1. I was shocked to find on page 227 the wrong return value described in the
event of lower_bound(), upper_bound() and equal_range():

"template <class ForIter, class T> pair <ForIter,
ForIter>equal_range(ForIter start, ForIter end, const T &val);
template <class ForIter, class T> ForIter lower_bound(ForIter start, ForIter
end, const T &val);
template <class ForIter, class T> ForIter upper_bound(ForIter start, ForIter
end, const T &val);

The lower_bound algorithm returns an iterator to the first element that
matchs val, upper_bound returns an iterator one beyond the last matching
element, and equal_range returns a pair of iterators that point to the lower
and upper bounds. If the sought-after element is not in the sequence, these
functions return iterators to end()."

Well that is wrong.
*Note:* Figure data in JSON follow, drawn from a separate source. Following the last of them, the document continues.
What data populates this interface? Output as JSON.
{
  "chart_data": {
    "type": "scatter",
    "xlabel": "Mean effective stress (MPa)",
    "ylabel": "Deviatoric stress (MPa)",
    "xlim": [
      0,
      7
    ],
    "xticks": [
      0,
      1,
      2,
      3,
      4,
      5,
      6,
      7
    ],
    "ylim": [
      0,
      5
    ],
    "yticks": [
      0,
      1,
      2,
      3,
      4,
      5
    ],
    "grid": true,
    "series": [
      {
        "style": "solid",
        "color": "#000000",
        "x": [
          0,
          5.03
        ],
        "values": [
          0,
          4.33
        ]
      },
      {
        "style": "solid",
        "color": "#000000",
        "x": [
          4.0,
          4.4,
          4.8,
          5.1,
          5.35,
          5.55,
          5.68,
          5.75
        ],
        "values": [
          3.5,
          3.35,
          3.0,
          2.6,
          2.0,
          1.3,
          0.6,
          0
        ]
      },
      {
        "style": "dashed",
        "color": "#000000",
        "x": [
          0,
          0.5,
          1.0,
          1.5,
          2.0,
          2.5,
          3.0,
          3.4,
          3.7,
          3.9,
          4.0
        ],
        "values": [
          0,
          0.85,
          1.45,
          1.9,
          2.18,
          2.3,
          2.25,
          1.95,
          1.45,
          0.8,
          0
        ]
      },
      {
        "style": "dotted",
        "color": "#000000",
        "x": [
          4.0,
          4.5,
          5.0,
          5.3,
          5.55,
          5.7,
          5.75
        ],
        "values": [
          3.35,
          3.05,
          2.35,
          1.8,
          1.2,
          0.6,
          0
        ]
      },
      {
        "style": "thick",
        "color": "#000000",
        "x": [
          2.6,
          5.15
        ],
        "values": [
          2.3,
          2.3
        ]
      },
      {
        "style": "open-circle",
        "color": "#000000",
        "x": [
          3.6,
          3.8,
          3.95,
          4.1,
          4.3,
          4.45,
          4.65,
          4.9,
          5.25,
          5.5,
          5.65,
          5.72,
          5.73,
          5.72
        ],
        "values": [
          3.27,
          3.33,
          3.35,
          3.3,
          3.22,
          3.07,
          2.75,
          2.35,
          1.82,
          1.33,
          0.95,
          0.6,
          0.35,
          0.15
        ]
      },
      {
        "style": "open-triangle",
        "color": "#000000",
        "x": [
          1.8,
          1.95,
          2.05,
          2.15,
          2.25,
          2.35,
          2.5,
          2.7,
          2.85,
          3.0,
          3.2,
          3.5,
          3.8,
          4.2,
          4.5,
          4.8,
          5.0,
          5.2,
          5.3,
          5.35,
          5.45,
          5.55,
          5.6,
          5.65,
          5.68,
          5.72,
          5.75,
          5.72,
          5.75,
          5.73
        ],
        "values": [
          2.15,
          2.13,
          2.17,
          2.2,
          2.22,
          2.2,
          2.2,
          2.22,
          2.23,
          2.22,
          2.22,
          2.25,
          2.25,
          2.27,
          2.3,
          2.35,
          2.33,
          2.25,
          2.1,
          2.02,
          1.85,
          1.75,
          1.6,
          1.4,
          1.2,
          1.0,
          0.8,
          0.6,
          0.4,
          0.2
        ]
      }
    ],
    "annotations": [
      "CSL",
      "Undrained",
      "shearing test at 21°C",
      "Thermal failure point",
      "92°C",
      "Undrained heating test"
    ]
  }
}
Amazingly so.
Given the sequence of integers 1,3,3,3,5,7 in a vector v, no other
elements, searching for 4 using

vector<int>::iterator it1 = lower_bound(v.begin(), v.end(), 4);
vector<int>::iterator it2 = upper_bound(v.begin(), v.end(), 4);

then both it1, it2 will be pointing at 5, the place at which 4 can be
inserted while still maintaing the sorted sequence. it1 and it2 will not be
v.end().
it1 and it2 would be v.end() if the element being searched for was greater
than the maximum element.

2. On page 236, it says

"IN DEPTH

Although the STL supplies a left-rotate algorithm, it does not provide one
that right-rotates.
At first this might seems a serious flaw in the STL's design, or at least a
troublesome omission.
But neither is the case. To perform a right-rotate you simply use the
rotate() algorithm, but call it using reverse iterators.
Since reverse iterators run backwards, the net effect of such a call is that
right-rotate is performed on the sequence!"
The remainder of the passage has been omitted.